# Have any of Ninty's Wii pictures?



## dinofan01 (Jan 16, 2009)

Heres my situation. I have to make a commercial pamphlet for school for an existing company. I decided on doing the New Play control series for the Nintendo Wii. I need to find that background that Nintendo is using for my background. The one with the blue circles everywhere. Does anyone have that image with hopefully a large resolution? And if anyone has any of those cheesy pictures of people playing Wii in front of the tv, would you mind linking them? Thanks if you help out. Ill be on google looking for pictures.

edit:

Thanks for the help so far everybody. My attempts to find the desired image has failed. If its possible can someone make the image im looking for. Its not an elaborate picture. Its essentially light blue rings scattered on a white background. Heres an idea of what it is:





Just imagine it without the text and the circles more randomly scattered. Thanks if you can help me out.

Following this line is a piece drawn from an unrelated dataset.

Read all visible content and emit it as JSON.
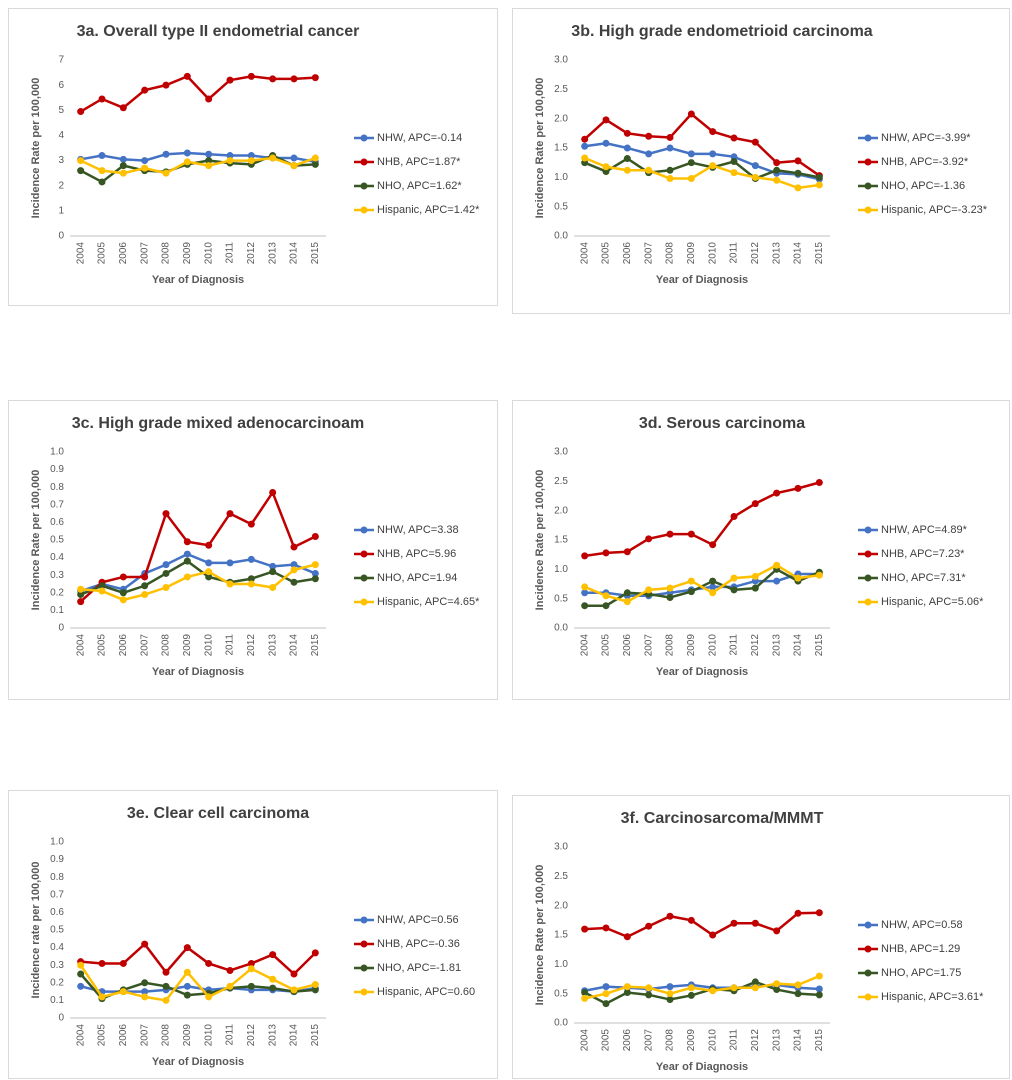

PM me so I can know if your working on it please.


----------



## Linkiboy (Jan 16, 2009)

http://www.gamepro.com/games/wii/115421/wii/screens/


----------



## BORTZ (Jan 16, 2009)

Linkiboy said:
			
		

> http://www.gamepro.com/games/wii/115421/wii/screens/


Eff i want a black Wii.


----------



## Lily (Jan 16, 2009)

BortzANATOR said:
			
		

> Linkiboy said:
> 
> 
> 
> ...



I didn't buy it from the following link, but it's what I did to my Wii. It looks pretty darn good. I also put in a red DVD gate, so it glows red instead of blue.

http://store.videogamecentral.com/wii-xcm-...ement-case.html


----------



## shaunj66 (Jan 16, 2009)

Here's a batch of hi-res images from Nintendo's press site:

http://gbatemp.net/up/nintendoart_20090116-025152.zip


----------



## dinofan01 (Jan 17, 2009)

Thanks for all the help guys. Much obliged.


----------